I would like to begin by thanking Director Brett Redfearn [of the Division Trading and Markets], as well as our Chief Economist S.P. Kothari, as well as [Office of International Affairs] Director Raquel Fox. or their leadership in bringing these recommendations to us today.  I am also grateful for the efforts of our tremendous staff who worked for months and years on these recommendations and the earlier proposals under Title VII of the Dodd-Frank Act. Other Commissioners have already identified you by name, so I will refrain from doing so.  But please know that I appreciate each of your contributions to getting us to this point. 

I commend Chairman Clayton for prioritizing the completion of security-based swap rulemaking in his regulatory game plan.  The clock ran and ran on prior Commissions’ attempts to meet the regulatory challenges of Title VII.  Chairman Clayton assembled an A-Team in Commissioner Peirce, her counsel Richard Gabbert, and SEC staff.  To use a soccer analogy—together, they have led the agency to cover an impressive amount of ground in a short time and, in my view, deliver the ball squarely into the back of the net.

I support each of the staff’s recommendations today, as they present a thoughtful way for us to fulfill our Dodd-Frank mandates, in a complex regulatory field.  The swaps market that the CFTC oversees dwarfs the market for security-based swaps over which Congress granted the SEC jurisdiction.  The players in this space conduct business that spans both agencies’ area of regulatory remit, but the CFTC’s rules were established several years ago and ours can only be described as nascent.  Similarly, the security-based swaps market is global.  Like the CFTC, many overseas regulators have established regulatory structures governing this market, including the activities of its U.S. participants.

I have said before, we need to be cognizant of the challenges we would introduce by deviating from the CFTC’s established set of rules and avoid such a diversion unless we consider it essential.  Today’s recommendations reflect our staff’s consideration of such an approach.  One positive outcome of the SEC’s prior inaction in this area is that we have had the benefit of observing how the CFTC’s rules operate in the real world. This also has given us an opportunity to consider how the security-based swaps market that we oversee is different than the swaps market regulated by the CFTC, and consider the extent to which we should reflect that in our rules.  The recommendations today exhibit the SEC staff’s deliberate care to minimize the differences between the rules we are considering today and existing rules promulgated by the CFTC.

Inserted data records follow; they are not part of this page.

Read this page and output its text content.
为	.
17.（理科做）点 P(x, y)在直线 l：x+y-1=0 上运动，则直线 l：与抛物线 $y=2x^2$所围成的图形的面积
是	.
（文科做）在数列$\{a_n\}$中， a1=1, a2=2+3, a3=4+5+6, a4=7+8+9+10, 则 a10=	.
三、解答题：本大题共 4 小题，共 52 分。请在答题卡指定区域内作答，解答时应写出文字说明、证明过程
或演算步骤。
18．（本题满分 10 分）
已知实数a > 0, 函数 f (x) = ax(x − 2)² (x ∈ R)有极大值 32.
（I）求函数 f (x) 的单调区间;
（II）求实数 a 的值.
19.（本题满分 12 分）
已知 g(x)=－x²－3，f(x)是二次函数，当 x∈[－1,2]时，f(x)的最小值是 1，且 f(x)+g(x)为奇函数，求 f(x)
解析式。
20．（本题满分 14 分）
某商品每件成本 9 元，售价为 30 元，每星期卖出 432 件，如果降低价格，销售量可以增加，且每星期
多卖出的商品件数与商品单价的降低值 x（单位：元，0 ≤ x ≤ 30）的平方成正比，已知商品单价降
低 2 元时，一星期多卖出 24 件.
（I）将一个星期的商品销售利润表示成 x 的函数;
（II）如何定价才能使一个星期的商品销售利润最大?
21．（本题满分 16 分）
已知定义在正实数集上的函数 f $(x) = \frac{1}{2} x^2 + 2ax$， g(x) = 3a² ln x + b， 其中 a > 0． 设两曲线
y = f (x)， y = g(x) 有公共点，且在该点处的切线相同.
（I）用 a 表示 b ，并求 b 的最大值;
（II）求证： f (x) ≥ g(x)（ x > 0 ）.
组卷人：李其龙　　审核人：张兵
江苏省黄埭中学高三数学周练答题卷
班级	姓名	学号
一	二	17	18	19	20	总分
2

This is not to say that the recommendations today passively defer to the CFTC’s framework.  Anyone reviewing them will see this is not the case.  Where our staff believed that differences are necessary and appropriate, they incorporated them into their recommendations and clearly described a rationale for doing so.  In this, they fulfilled another regulatory mandate—that we consult and coordinate with the CFTC in our rulemaking efforts. 

I also believe we must do more to recognize the global nature of this area of the market and the extensive regulation that already exists.  Specifically, we must continue to consider where it may be appropriate—and a better use of our SEC resources—to allow our foreign counterparts to address certain concerns that arise from security-based swap activity between two foreign counterparties, even if some degree of that activity occurs in the U.S.  Of course, we need to fulfill our mission of maintaining fair, orderly, and efficient markets, as well as protecting investors.  But, considering the global context of this market, we must do so in a thoughtful and tailored manner.

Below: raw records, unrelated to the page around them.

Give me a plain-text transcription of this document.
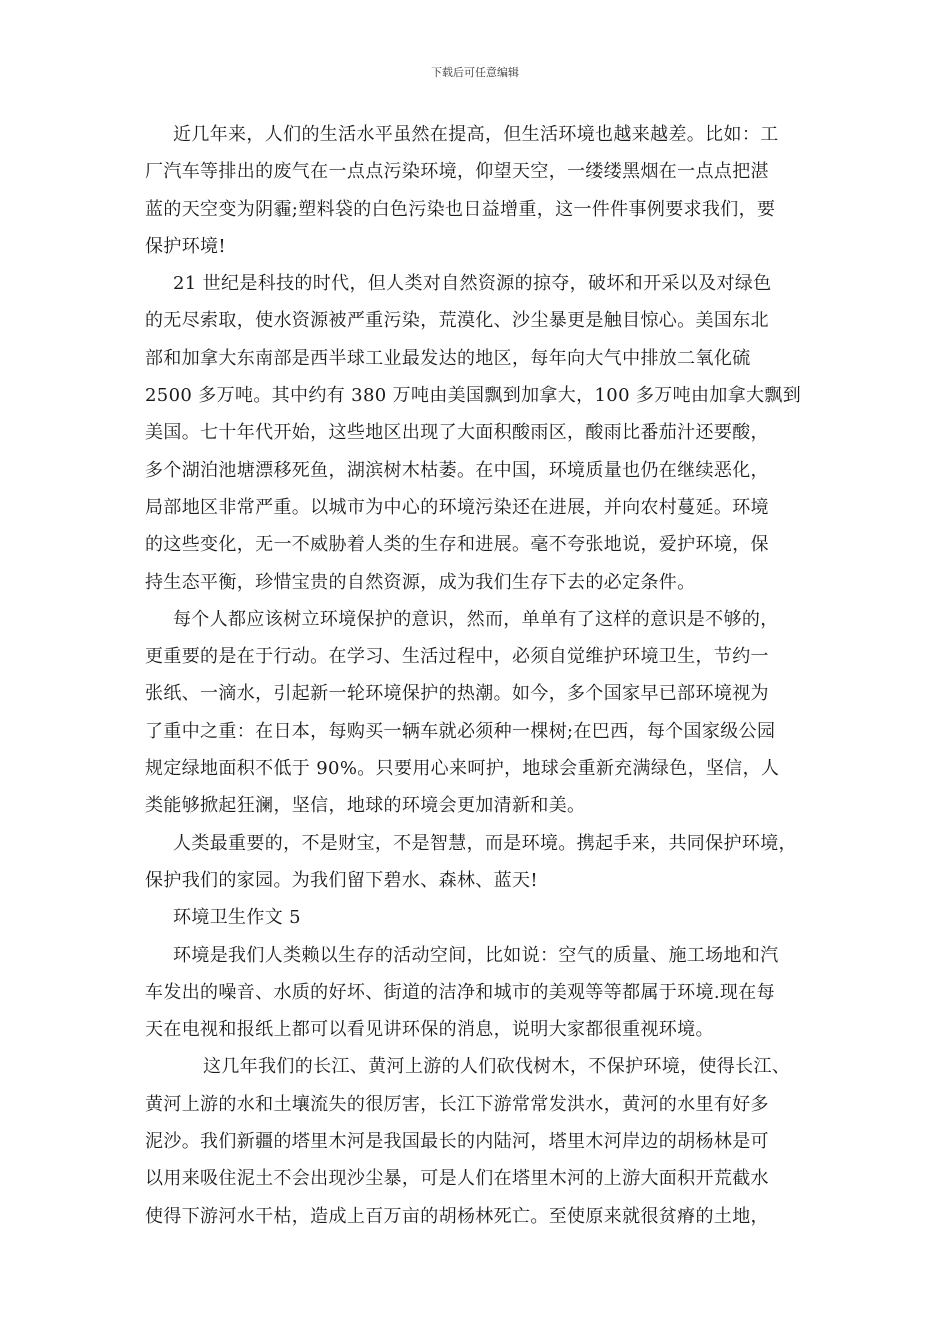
下载后可任意编辑
近几年来，人们的生活水平虽然在提高，但生活环境也越来越差。比如：工
厂汽车等排出的废气在一点点污染环境，仰望天空，一缕缕黑烟在一点点把湛
蓝的天空变为阴霾;塑料袋的白色污染也日益增重，这一件件事例要求我们，要
保护环境!
21 世纪是科技的时代，但人类对自然资源的掠夺，破坏和开采以及对绿色
的无尽索取，使水资源被严重污染，荒漠化、沙尘暴更是触目惊心。美国东北
部和加拿大东南部是西半球工业最发达的地区，每年向大气中排放二氧化硫
2500 多万吨。其中约有 380 万吨由美国飘到加拿大，100 多万吨由加拿大飘到
美国。七十年代开始，这些地区出现了大面积酸雨区，酸雨比番茄汁还要酸，
多个湖泊池塘漂移死鱼，湖滨树木枯萎。在中国，环境质量也仍在继续恶化，
局部地区非常严重。以城市为中心的环境污染还在进展，并向农村蔓延。环境
的这些变化，无一不威胁着人类的生存和进展。毫不夸张地说，爱护环境，保
持生态平衡，珍惜宝贵的自然资源，成为我们生存下去的必定条件。
每个人都应该树立环境保护的意识，然而，单单有了这样的意识是不够的，
更重要的是在于行动。在学习、生活过程中，必须自觉维护环境卫生，节约一
张纸、一滴水，引起新一轮环境保护的热潮。如今，多个国家早已部环境视为
了重中之重：在日本，每购买一辆车就必须种一棵树;在巴西，每个国家级公园
规定绿地面积不低于 90%。只要用心来呵护，地球会重新充满绿色，坚信，人
类能够掀起狂澜，坚信，地球的环境会更加清新和美。
人类最重要的，不是财宝，不是智慧，而是环境。携起手来，共同保护环境，
保护我们的家园。为我们留下碧水、森林、蓝天!
环境卫生作文 5
环境是我们人类赖以生存的活动空间，比如说：空气的质量、施工场地和汽
车发出的噪音、水质的好坏、街道的洁净和城市的美观等等都属于环境.现在每
天在电视和报纸上都可以看见讲环保的消息，说明大家都很重视环境。
这几年我们的长江、黄河上游的人们砍伐树木，不保护环境，使得长江、
黄河上游的水和土壤流失的很厉害，长江下游常常发洪水，黄河的水里有好多
泥沙。我们新疆的塔里木河是我国最长的内陆河，塔里木河岸边的胡杨林是可
以用来吸住泥土不会出现沙尘暴，可是人们在塔里木河的上游大面积开荒截水
使得下游河水干枯，造成上百万亩的胡杨林死亡。至使原来就很贫瘠的土地，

I am especially mindful of market participants’ concerns over complications that may result from differing requirements, amongst regulators here in the U.S. and abroad. This is especially true for firms who have already developed compliance and supervisory systems for existing rules of the CFTC or foreign regulators.

For those who take the time to read the two rules and the related order, you will sense a degree of humility, where we have adjusted our final framework away from some aspects of the prior proposals.  Instances like this highlight the importance of not only soliciting feedback from the public, but listening to the concerns of those whom the rules will affect.  I hope that market participants will let us know where we got things right and continue to point out where these final actions could use additional fine tuning.

In closing, I again would like to commend all of the SEC staff who contributed to these tremendous rulemakings. I would also like to thank those outside the SEC who devoted their time and attention to this process, whether by writing a comment letter or coming in to meet with SEC staff, the other Commissioners, or my staff and me. These recommendations are better because of your input. I encourage you to continue your engagement, both with respect to these rulemakings before us today and for future matters as the Commission works to complete its important Title VII mandate.